The Mitchell-Hedges skull is made of clear quartz crystal. Both cranium and mandible are
perfectly proportioned and are believed to have been fashioned from the same solid piece of
crystal. It weighs 11.7 pounds and is about five inches high, five inches wide, and seven inches
long. Except for some very slight anomalies in the temples and cheekbones, it is an anatomically
perfect replica of a human skull. Because of its small size and other characteristics, it is thought
to bear a closer resemblance to a female skull than a males’, which has led many to refer to the
Mitchell-Hedges skull as a "she."
In 1970, the Mitchell-Hedges family loaned the skull to the Hewlett-Packard Laboratories in
Santa Clara, California for extensive study. HP is a computer equipment manufacturer and a
leading facility for crystal research. The studies were conducted by an Art restorer named Frank
Dorland who oversaw the testing procedures and the HP examinations yielded some quite
remarkable results. Researchers discovered that the skull had actually been cleverly carved
against the natural axis of the crystal. To explain: The axis or orientation of a crystal's molecular
symmetry is an important aspect of crystal cutting and is something that is always taken into
account by modern crystal sculptors, because if they carve against the natural axis the piece will
usually shatter. This is true even when using lasers and other high-tech cutting methods and yet
this skull is cut against the natural axis. Then, to exacerbate the issue of the object even further,
the HP tests could find no trace of microscopic scratches on the surface of the crystal either. Such
microscopic signs would be a welcome indication that it had been carved with metal instruments
or other tools.


Fig.47 Fig.48


Finally, after a series of exhaustive tests and microscopic examinations, Dorland's best possible
hypothesis for the skull's construction was that it had been roughly hewn out using something like
diamonds and then the detail and clean up work would have been very meticulously done using a
gentle solution of silicon sand and water.
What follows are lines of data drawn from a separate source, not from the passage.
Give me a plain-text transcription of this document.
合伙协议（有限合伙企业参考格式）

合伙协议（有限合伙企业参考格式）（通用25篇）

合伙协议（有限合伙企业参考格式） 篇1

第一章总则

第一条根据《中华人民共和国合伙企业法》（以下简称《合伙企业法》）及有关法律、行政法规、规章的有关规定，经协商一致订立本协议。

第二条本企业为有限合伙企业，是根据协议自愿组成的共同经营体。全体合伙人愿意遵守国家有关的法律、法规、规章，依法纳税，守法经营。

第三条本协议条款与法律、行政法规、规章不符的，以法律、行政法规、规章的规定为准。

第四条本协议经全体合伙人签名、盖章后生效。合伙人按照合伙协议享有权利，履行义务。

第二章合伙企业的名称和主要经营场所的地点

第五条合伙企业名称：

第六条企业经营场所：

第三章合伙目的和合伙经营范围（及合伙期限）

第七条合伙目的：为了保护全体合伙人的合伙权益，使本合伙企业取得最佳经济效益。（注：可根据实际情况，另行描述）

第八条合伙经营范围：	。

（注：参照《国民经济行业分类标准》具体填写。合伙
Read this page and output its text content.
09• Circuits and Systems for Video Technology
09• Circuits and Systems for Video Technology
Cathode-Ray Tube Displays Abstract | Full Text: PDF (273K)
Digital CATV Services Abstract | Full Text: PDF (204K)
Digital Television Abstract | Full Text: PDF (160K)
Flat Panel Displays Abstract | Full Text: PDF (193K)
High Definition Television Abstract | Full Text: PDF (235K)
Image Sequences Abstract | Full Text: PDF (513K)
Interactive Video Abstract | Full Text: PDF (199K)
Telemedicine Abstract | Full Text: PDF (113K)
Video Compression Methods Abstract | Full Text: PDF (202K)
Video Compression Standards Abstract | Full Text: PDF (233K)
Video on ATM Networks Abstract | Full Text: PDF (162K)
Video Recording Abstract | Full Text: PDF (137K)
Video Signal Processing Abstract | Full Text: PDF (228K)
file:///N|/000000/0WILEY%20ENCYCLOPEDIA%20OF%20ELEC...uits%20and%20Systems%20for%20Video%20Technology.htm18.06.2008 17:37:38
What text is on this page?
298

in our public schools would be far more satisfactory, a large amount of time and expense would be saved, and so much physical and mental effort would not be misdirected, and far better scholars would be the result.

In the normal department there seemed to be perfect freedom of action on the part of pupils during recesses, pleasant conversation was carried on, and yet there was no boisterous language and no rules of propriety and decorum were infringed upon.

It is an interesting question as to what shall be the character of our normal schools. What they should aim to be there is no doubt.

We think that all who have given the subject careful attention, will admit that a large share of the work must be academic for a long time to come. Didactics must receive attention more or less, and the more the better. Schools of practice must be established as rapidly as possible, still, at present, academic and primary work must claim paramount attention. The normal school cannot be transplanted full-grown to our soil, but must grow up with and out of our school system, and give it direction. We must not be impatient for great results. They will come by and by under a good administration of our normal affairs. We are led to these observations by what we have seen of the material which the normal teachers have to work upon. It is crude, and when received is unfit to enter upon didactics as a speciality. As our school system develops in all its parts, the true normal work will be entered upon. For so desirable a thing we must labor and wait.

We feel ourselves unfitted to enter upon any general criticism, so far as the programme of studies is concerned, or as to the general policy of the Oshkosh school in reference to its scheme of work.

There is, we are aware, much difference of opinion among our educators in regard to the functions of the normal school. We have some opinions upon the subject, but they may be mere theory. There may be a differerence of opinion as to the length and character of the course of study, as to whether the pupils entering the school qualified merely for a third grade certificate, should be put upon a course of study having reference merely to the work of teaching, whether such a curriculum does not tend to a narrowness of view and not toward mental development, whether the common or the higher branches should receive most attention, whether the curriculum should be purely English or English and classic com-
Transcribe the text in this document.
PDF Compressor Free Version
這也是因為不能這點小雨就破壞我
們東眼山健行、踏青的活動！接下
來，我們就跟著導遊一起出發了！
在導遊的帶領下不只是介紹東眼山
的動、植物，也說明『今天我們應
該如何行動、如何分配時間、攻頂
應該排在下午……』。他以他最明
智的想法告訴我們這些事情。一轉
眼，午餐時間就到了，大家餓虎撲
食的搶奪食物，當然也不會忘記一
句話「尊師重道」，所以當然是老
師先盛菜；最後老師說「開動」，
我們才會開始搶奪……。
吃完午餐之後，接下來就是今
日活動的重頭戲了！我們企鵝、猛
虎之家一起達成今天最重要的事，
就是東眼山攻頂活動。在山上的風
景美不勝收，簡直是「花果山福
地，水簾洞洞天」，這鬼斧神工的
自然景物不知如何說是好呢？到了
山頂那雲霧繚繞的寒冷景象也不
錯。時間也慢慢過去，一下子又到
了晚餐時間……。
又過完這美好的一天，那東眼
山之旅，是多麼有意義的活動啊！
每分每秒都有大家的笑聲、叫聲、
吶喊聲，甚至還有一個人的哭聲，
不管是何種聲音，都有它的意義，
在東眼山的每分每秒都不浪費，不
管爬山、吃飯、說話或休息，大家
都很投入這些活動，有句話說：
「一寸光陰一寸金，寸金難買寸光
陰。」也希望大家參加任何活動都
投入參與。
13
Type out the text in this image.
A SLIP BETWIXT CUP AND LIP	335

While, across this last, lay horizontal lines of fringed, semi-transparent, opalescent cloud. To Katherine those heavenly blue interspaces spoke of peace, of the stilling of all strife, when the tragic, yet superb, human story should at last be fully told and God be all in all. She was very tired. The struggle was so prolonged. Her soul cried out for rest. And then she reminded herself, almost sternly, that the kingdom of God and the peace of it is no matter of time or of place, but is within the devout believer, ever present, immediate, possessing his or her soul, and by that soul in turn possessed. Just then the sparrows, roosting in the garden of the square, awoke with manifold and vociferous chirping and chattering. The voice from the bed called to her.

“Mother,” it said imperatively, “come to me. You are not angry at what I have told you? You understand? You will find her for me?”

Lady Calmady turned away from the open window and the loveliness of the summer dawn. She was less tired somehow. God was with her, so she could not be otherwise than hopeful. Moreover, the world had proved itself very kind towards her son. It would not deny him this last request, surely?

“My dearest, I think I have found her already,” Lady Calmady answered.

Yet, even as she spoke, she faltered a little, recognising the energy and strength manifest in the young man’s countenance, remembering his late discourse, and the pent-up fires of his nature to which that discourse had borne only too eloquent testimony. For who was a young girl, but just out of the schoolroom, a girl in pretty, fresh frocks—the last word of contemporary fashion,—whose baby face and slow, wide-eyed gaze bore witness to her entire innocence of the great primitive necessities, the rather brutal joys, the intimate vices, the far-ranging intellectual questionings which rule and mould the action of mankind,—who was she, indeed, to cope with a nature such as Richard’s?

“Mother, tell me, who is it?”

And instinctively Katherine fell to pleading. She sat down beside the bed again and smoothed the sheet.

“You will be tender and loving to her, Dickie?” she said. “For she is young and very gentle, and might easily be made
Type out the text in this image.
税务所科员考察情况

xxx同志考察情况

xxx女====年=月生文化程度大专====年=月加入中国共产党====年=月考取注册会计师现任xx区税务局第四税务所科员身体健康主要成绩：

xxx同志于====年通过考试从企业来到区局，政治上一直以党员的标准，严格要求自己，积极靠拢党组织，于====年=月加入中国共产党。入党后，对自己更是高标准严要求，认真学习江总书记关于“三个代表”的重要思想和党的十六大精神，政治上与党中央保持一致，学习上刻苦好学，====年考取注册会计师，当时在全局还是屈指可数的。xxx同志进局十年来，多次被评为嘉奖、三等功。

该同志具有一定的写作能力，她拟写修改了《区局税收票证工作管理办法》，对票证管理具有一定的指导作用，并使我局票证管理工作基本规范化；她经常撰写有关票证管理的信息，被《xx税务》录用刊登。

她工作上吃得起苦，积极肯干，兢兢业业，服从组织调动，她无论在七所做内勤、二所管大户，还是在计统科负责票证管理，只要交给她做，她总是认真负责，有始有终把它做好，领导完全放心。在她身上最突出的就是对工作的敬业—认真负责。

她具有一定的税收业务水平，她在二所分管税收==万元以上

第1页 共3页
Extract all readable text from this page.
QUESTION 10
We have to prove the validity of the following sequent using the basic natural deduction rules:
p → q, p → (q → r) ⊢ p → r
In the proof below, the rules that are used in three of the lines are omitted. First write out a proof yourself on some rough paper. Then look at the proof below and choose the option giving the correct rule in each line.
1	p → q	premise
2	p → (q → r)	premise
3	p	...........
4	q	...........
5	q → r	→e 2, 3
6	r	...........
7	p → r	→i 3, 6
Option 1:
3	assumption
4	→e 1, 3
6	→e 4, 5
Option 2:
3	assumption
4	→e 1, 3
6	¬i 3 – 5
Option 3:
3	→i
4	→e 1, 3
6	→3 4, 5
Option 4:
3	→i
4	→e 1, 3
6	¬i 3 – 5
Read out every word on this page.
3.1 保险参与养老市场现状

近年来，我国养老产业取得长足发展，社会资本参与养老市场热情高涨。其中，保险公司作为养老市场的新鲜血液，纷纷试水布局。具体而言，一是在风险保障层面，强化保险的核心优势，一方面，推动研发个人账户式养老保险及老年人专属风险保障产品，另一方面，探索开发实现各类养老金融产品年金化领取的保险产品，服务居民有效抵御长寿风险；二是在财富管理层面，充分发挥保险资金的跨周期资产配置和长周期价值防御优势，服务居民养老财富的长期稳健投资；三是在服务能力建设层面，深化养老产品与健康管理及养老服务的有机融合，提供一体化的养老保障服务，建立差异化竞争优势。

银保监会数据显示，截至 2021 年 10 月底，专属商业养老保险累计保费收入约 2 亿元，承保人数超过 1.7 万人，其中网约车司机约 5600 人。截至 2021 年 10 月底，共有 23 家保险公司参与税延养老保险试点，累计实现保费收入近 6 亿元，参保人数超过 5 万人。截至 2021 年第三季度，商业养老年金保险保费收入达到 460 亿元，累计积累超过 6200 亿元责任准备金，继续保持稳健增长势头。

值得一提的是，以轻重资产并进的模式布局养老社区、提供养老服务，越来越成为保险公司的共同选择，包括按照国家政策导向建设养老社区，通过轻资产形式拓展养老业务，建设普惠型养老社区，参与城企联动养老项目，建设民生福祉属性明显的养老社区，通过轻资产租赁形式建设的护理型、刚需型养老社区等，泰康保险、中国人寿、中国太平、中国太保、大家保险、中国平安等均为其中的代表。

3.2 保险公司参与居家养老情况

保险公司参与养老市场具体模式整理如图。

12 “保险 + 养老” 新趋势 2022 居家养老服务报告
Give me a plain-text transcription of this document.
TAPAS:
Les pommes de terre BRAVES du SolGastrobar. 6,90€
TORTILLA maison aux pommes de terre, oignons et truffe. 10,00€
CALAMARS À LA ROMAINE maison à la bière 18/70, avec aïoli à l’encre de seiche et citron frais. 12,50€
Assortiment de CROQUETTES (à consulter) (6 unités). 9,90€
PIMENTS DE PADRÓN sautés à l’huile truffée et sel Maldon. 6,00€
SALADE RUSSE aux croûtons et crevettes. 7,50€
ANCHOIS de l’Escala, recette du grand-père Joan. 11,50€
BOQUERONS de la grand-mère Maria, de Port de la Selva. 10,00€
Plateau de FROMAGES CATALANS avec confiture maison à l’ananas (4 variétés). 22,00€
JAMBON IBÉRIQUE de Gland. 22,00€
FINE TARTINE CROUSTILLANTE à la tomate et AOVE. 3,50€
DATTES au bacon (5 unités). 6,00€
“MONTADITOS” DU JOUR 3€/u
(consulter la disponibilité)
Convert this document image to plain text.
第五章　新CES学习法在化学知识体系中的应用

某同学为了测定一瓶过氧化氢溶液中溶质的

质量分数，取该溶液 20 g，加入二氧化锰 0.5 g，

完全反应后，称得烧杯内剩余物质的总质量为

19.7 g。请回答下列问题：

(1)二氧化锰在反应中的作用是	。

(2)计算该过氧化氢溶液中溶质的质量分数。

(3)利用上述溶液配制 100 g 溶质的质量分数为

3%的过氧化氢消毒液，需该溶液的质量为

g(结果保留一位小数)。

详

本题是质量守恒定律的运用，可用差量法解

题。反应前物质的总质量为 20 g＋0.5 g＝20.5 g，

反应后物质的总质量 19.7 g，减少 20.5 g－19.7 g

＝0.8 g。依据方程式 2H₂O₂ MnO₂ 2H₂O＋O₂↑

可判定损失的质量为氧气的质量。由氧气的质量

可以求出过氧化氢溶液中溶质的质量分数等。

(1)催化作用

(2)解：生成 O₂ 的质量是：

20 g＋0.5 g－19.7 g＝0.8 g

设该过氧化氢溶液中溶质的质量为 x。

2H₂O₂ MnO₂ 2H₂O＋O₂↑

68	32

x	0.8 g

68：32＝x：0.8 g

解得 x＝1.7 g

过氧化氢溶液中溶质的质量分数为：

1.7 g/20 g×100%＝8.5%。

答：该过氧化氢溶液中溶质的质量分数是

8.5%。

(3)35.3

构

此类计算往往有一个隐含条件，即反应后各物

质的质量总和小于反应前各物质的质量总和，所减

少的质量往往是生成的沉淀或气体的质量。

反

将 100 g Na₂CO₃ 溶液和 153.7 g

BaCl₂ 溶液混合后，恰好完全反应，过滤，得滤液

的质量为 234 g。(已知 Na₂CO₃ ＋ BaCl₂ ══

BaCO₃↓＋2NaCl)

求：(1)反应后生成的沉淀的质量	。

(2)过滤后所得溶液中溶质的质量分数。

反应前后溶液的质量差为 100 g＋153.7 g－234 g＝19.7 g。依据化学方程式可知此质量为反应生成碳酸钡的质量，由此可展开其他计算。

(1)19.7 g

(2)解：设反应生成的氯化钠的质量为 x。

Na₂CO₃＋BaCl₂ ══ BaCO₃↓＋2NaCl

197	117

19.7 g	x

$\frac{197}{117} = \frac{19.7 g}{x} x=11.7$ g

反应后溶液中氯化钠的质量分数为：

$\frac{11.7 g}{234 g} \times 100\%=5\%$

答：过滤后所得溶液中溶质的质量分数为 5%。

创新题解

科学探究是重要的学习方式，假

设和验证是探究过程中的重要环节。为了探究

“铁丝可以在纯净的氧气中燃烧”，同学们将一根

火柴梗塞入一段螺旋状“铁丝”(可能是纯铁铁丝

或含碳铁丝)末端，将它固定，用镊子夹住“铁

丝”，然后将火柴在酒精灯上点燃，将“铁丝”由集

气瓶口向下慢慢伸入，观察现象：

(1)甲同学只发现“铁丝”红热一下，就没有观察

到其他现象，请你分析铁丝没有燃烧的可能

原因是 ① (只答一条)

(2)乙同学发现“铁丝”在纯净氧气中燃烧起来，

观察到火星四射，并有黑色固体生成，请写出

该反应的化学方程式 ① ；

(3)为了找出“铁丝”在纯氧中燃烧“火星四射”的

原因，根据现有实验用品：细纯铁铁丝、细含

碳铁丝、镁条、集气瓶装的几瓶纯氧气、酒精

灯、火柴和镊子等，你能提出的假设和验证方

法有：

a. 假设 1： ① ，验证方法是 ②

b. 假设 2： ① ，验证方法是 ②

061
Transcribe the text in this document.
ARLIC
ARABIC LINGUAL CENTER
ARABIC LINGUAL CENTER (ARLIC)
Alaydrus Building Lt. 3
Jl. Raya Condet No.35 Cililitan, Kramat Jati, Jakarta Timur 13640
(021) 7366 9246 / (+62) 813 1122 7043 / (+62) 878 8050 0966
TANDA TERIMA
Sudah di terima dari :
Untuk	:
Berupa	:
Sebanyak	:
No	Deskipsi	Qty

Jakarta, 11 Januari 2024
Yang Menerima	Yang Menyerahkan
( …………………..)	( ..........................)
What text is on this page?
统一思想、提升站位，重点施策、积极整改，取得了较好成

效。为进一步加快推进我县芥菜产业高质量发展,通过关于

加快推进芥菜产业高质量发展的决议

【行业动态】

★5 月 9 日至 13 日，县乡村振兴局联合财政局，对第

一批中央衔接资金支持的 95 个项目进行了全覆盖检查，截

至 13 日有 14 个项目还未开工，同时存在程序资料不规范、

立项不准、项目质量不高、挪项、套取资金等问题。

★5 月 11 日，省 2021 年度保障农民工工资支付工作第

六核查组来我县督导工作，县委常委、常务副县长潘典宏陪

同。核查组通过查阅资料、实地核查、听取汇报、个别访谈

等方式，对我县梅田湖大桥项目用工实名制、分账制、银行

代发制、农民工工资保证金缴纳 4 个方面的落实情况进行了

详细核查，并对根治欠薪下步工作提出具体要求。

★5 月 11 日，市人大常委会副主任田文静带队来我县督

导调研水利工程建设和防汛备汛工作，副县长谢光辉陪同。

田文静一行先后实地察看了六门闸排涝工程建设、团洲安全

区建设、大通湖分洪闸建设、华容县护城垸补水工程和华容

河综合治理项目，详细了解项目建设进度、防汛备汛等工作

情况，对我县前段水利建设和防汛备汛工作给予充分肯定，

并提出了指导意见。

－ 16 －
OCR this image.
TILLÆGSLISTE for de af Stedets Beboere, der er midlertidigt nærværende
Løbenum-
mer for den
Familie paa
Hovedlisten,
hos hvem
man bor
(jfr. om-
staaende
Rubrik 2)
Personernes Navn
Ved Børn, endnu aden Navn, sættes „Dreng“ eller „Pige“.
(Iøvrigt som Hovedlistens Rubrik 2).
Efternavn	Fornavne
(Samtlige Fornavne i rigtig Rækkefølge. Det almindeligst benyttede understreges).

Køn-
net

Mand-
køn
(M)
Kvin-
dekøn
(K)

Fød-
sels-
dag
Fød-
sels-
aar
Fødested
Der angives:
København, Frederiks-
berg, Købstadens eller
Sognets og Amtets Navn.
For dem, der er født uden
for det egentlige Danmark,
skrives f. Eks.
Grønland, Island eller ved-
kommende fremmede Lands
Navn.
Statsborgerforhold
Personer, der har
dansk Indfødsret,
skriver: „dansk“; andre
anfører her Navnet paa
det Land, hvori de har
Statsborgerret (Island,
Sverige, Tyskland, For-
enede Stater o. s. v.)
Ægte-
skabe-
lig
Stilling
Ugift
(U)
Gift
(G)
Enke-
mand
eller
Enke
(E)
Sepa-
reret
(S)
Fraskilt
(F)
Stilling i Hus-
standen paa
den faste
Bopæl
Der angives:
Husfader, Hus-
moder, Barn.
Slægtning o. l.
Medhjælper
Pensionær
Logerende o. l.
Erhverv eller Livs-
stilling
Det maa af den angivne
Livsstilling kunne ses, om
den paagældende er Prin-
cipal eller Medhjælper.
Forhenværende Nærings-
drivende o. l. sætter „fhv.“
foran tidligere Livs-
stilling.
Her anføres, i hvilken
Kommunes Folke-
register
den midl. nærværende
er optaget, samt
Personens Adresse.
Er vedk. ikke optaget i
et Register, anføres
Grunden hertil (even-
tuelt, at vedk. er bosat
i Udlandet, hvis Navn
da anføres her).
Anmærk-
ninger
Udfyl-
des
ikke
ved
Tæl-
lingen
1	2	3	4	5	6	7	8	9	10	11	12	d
But assuming that it could really have been done that
way at all, which is the only possible way that anyone can think of, the entire somewhat
exhausting job would have then required the combined and devoted services of an extremely
gifted group of sculptures, working in shifts and required a labor of continuous man-hours
totaling about 300 years to complete. Under these circumstances, experts believe that successfully
crafting a shape as complex as the Mitchell-Hedges skull by hand is quite frankly, impossible; as
one HP researcher is said to have remarked, "The damned thing just simply shouldn't exist!"